Nos dias recentes, duas eleições ocorreram em países vizinhos. Vimos que, apesar dos problemas semelhantes em termos de agenda política e propostas, o processo eleitoral parece ser muito diferente do que ocorre no Brasil. Não primam pela pressa, mas pela maior demonstração de transparência possível, e isso é bastante válido quando se constata que os índices de analfabetismo funcional giram em torno de 11% a 15% nos dois países vizinhos que recentemente finalizaram suas apurações. Se lá isso é um fato importante, no Brasil seria igualmente, pois o semianalfabetismo atinge 29% da população, segundo os dados oficiais.

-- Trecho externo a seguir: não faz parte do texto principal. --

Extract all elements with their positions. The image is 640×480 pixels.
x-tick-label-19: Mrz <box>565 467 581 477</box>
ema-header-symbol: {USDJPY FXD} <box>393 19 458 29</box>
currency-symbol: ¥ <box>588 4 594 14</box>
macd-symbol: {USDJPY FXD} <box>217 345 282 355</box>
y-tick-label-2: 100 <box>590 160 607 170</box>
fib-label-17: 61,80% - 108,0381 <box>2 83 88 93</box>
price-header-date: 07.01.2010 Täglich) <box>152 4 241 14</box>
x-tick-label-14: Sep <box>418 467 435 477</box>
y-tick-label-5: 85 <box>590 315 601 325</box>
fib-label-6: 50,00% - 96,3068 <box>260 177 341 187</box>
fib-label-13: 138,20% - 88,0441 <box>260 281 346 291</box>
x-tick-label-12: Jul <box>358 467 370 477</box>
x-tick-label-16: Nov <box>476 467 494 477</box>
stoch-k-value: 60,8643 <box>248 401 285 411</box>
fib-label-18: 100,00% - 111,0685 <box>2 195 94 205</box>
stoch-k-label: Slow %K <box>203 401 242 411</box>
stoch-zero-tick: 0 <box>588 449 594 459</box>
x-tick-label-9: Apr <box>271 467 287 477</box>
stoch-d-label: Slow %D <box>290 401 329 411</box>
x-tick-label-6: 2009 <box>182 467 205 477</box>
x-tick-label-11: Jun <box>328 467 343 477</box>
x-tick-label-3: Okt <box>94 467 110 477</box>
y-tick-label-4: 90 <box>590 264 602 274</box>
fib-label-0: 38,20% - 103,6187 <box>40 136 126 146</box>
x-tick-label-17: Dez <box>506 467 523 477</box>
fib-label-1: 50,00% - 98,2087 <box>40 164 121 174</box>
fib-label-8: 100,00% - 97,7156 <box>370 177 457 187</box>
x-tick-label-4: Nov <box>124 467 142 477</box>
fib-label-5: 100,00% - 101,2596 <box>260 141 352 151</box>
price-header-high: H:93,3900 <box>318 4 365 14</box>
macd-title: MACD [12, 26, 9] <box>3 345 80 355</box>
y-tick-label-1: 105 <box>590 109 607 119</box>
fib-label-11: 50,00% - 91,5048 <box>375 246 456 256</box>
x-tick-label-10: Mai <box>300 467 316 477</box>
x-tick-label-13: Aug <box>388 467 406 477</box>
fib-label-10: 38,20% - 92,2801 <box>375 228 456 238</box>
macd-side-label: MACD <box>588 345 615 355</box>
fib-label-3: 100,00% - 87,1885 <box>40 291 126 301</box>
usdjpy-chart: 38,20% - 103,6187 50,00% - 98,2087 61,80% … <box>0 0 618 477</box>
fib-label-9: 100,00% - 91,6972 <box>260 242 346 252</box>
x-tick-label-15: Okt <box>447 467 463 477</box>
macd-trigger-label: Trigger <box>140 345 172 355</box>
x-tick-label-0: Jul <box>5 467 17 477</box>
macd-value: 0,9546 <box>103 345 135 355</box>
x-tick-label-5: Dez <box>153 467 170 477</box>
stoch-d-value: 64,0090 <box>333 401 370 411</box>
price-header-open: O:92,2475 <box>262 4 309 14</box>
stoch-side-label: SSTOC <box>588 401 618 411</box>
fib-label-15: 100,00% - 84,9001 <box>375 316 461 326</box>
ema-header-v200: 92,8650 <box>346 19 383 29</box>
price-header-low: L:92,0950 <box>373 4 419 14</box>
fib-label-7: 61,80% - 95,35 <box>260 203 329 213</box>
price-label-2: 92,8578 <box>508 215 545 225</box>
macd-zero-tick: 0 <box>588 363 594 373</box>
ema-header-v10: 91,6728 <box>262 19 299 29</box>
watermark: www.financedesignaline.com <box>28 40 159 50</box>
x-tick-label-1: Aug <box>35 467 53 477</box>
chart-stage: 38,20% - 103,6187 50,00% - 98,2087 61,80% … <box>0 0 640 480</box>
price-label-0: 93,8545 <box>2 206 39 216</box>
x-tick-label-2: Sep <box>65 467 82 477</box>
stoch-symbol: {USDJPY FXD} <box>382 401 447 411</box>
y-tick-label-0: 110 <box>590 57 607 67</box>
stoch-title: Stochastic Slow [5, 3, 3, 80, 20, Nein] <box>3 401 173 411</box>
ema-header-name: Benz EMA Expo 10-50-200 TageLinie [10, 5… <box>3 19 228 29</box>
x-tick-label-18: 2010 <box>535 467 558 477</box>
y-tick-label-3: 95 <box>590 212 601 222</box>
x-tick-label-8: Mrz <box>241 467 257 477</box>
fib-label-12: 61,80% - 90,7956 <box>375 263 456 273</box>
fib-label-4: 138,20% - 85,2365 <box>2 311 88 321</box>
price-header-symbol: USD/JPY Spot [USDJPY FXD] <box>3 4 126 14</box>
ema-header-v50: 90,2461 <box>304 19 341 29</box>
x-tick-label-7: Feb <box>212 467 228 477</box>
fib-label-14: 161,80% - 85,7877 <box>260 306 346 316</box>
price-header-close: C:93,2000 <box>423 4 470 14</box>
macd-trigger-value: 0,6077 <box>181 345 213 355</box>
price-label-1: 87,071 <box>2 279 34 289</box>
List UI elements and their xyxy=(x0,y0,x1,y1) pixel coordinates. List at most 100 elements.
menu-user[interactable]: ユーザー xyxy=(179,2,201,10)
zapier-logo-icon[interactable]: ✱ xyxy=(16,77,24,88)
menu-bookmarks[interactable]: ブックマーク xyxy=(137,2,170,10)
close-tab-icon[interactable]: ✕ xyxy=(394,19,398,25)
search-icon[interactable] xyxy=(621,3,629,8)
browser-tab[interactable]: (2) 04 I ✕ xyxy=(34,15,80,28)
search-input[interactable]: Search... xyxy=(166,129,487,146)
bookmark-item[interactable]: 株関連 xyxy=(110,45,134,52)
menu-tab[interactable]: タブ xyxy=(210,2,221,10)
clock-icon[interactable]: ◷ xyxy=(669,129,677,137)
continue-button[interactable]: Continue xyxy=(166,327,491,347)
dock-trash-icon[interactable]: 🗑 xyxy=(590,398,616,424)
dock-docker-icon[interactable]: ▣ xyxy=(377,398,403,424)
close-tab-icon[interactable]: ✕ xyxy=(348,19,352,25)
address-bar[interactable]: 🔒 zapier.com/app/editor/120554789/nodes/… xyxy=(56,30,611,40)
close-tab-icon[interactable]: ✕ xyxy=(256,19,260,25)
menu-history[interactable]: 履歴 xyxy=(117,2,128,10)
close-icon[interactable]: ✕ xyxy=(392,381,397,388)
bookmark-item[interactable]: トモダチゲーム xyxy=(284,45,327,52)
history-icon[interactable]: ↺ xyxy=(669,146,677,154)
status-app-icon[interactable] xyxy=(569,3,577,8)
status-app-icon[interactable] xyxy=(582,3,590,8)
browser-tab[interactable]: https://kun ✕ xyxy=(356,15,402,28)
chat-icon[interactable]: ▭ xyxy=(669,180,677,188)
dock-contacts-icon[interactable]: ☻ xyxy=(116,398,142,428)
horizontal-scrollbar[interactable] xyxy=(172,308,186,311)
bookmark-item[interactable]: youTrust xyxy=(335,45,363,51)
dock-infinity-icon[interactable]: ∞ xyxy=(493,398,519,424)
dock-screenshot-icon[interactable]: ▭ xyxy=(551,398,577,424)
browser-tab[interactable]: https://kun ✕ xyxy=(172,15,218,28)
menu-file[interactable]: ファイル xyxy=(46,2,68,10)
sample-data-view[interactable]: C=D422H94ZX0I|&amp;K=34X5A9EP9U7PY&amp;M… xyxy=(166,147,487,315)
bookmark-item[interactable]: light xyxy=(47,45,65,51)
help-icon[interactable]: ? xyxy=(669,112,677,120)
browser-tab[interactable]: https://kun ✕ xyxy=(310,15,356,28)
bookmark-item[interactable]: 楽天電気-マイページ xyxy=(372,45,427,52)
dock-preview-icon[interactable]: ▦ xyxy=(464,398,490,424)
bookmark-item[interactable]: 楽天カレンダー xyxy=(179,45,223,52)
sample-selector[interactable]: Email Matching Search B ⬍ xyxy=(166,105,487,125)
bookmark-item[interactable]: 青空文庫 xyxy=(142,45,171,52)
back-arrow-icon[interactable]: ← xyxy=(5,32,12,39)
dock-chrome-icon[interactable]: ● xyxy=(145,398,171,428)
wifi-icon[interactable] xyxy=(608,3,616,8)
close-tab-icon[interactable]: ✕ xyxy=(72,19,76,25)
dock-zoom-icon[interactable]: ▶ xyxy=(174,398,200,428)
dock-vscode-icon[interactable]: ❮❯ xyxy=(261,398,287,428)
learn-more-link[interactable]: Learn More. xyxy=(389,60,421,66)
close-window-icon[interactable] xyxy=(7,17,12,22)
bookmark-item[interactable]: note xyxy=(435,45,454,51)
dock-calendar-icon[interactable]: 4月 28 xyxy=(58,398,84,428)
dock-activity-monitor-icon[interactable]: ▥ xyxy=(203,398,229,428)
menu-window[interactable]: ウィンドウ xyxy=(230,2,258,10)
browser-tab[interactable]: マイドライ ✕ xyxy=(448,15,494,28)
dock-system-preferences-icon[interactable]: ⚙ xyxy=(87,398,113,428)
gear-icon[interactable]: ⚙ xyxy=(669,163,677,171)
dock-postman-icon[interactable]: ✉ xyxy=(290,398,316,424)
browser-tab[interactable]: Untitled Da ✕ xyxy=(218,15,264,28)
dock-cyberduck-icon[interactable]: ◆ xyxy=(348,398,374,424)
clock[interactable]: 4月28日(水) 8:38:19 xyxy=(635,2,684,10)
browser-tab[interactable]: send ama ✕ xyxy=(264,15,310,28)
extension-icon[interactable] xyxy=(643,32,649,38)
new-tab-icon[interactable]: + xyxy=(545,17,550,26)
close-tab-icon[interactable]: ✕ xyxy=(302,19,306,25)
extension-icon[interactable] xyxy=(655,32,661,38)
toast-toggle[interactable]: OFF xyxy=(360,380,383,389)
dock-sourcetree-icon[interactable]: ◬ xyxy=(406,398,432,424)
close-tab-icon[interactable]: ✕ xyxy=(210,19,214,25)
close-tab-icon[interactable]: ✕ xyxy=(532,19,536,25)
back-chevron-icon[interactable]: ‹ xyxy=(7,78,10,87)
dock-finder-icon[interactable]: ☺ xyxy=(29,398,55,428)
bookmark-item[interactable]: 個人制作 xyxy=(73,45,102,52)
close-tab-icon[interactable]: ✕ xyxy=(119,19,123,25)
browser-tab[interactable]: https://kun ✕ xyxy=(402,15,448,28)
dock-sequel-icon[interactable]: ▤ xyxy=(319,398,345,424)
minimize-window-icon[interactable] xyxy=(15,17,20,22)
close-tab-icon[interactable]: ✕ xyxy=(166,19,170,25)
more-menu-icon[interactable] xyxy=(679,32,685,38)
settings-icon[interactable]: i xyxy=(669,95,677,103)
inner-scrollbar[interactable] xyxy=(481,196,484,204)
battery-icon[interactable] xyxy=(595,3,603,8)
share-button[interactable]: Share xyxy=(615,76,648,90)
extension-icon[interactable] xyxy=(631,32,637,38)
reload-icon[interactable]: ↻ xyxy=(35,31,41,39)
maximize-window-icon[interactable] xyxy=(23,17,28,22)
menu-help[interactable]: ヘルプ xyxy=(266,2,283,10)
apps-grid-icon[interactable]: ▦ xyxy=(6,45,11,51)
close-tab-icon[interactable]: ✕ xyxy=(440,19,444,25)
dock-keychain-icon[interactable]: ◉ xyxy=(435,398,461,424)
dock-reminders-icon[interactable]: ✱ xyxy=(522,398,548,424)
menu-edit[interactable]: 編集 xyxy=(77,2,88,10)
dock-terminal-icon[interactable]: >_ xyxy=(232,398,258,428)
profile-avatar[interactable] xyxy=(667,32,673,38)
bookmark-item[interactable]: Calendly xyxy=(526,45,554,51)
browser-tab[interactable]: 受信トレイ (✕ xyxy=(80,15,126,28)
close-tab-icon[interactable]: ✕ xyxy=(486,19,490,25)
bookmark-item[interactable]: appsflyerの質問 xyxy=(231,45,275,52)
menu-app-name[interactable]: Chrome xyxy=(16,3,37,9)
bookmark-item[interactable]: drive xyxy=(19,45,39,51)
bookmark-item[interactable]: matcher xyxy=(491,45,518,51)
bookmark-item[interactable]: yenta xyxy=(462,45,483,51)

Nos países vizinhos, os debates parecem ser semelhantes aos dos dias atuais no Brasil, onde a ideologia política prevalece em detrimento das propostas efetivas de uma agenda positiva que busque, por exemplo, melhorar a economia e a autonomia das pessoas, por meio de uma melhor educação e de apoio aos pequenos negócios, que, no final, são o que sustenta o país.
Debater questões pessoais certamente traz para todos os eleitores a possibilidade de conhecer melhor o caráter e o comportamento de cada candidato e, com isso, ter ao menos uma noção de se verdadeiramente o candidato tem comprometimento com alguma agenda política, qual é seu verdadeiro viés ideológico e se a política ideológica é uma agenda que favorece o país.
O fato de se ter uma ideologia como única razão política parece ser bastante danoso ao país e, por isso, é importante debater ideias e propostas para que a população tenha clareza do que cada candidato propõe fazer. Assim, cada pessoa decide segundo a sua consciência, e o pleito deve ocorrer de maneira transparente e sem pressa, pois quem for eleito terá quatro anos para implantar suas propostas de políticas públicas.
Se fizer isso com seriedade, já vimos recentemente que o Brasil é um gigante, e basta ter boa vontade e foco na execução de boas práticas e propostas para que a nação prospere e liberte o povo da escuridão e do medo. Que essas eleições voltem aos debates, como já ocorreu em tempos não tão distantes.
Adão Moraes
Administrador – Gestor de Negócios Imobiliários.